I came across this answer while looking into HTML5's canvas and noticed that the link was broken. I did a little looking around and noticed that the link had slightly changed, so I did a suggested edit on the answer with the correct link.

My edit was approved, however Koby Douek rejected the edit with:

This edit deviates from the original intent of the post. Even edits that must make drastic changes should strive to preserve the goals of the post's owner.

I am wondering what the reason for this would be and whether suggested edits should be used to fix broken links? I would be interested in hearing why this user rejected the edit as they may have a valid point.
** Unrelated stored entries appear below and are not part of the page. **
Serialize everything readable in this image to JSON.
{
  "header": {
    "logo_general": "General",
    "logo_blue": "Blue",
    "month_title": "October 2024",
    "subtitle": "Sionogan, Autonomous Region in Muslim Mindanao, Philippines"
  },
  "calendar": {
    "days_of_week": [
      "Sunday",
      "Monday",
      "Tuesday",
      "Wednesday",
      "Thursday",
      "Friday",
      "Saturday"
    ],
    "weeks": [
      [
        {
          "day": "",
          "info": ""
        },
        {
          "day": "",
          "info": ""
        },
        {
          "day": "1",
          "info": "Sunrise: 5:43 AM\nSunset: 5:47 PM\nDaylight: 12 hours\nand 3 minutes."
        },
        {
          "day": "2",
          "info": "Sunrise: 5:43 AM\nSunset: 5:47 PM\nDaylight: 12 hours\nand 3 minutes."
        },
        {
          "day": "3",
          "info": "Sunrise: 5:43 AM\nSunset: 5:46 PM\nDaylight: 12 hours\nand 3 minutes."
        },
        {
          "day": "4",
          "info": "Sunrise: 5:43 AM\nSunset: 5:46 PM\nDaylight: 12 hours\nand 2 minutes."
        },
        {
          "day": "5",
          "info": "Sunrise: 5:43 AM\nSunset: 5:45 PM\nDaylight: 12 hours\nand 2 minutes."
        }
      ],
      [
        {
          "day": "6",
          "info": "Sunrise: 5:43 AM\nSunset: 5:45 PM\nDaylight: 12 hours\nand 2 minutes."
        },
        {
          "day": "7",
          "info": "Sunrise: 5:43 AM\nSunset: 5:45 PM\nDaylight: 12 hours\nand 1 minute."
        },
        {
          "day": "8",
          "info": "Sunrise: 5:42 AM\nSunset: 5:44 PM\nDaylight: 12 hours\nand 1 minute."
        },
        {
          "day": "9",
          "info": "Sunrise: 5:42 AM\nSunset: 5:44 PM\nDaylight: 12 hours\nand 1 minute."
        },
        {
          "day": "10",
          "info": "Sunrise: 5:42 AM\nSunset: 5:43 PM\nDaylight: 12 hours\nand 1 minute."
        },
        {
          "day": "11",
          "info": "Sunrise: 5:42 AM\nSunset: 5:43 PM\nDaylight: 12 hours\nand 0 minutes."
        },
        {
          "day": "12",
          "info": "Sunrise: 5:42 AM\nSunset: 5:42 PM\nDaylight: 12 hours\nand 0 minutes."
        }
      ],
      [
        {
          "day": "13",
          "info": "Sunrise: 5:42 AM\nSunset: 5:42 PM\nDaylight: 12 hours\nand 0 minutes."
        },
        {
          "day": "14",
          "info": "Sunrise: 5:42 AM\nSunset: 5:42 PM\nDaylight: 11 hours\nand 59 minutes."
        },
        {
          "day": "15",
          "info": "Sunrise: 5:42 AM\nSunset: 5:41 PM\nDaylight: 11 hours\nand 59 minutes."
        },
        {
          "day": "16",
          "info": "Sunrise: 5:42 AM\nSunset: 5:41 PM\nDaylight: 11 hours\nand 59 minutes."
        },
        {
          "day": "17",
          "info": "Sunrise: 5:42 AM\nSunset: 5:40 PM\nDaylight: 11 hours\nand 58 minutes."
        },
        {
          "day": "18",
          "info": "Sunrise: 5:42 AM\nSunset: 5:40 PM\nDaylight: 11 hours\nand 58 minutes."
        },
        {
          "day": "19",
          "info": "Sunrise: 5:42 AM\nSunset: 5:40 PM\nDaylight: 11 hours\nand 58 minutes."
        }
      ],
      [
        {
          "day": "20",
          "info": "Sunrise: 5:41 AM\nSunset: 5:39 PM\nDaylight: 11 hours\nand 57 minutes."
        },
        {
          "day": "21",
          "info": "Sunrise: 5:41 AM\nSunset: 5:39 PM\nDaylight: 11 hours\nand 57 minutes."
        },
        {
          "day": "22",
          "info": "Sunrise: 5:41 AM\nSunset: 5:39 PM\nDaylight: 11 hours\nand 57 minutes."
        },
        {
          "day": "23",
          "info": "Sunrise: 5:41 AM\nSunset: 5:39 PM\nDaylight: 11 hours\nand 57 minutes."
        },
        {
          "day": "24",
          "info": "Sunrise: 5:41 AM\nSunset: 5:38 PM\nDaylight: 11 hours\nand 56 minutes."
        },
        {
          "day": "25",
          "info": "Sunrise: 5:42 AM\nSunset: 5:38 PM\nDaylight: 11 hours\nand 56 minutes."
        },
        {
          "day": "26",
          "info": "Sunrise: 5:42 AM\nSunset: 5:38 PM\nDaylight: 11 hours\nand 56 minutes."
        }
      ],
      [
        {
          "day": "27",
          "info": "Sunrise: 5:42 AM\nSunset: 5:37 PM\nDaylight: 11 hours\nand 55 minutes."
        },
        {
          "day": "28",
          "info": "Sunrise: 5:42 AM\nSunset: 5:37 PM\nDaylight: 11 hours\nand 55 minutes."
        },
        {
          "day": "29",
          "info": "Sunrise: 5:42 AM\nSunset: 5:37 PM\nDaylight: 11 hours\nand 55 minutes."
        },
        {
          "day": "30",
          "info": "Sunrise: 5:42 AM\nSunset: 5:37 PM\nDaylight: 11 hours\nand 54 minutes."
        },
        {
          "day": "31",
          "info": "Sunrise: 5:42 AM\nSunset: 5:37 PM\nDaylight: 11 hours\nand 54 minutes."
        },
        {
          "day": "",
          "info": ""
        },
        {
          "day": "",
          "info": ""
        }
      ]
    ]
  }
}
According to the help center, these points should be when you edit a post:

  • To fix grammar and spelling mistakes To clarify the meaning of the post (without changing that meaning)
  • To include additional information only found in comments, so all of the information relevant to the post is contained in one place
  • To correct minor mistakes or add updates as the post ages
  • To add related resources or hyperlinks

I believe my edit came under the last point, to add related resources or hyperlinks.

  • You already gave an correct edit comment with fixed link - was broken. The only thing I can say that it might not got noticed so maybe a longer comment could have helped here. But that is all you can do.
    – rene
    Mar 26, 2017 at 12:10

1 Answer 1


If you can update a broken link, do it. It keeps the value of the answer without changing any of its meaning. The community (3/4 reviewers) rightfully approved your edit, which falls under the categories

  • (...) add updates as the post ages
  • To add related resources or hyperlinks

Nobody except for the user who rejected it can tell you why exactly they did, but the reason they picked certainly doesn't make any sense. Surely the answerer themselves would prefer to have a valid link to the same article on their own website in their answer instead of a broken one.

I'd suggest you not to worry about it, since you didn't do anything wrong. Stuff like this will always happen (which is also the reason why it takes more than one reviewer to approve or reject a suggested edit).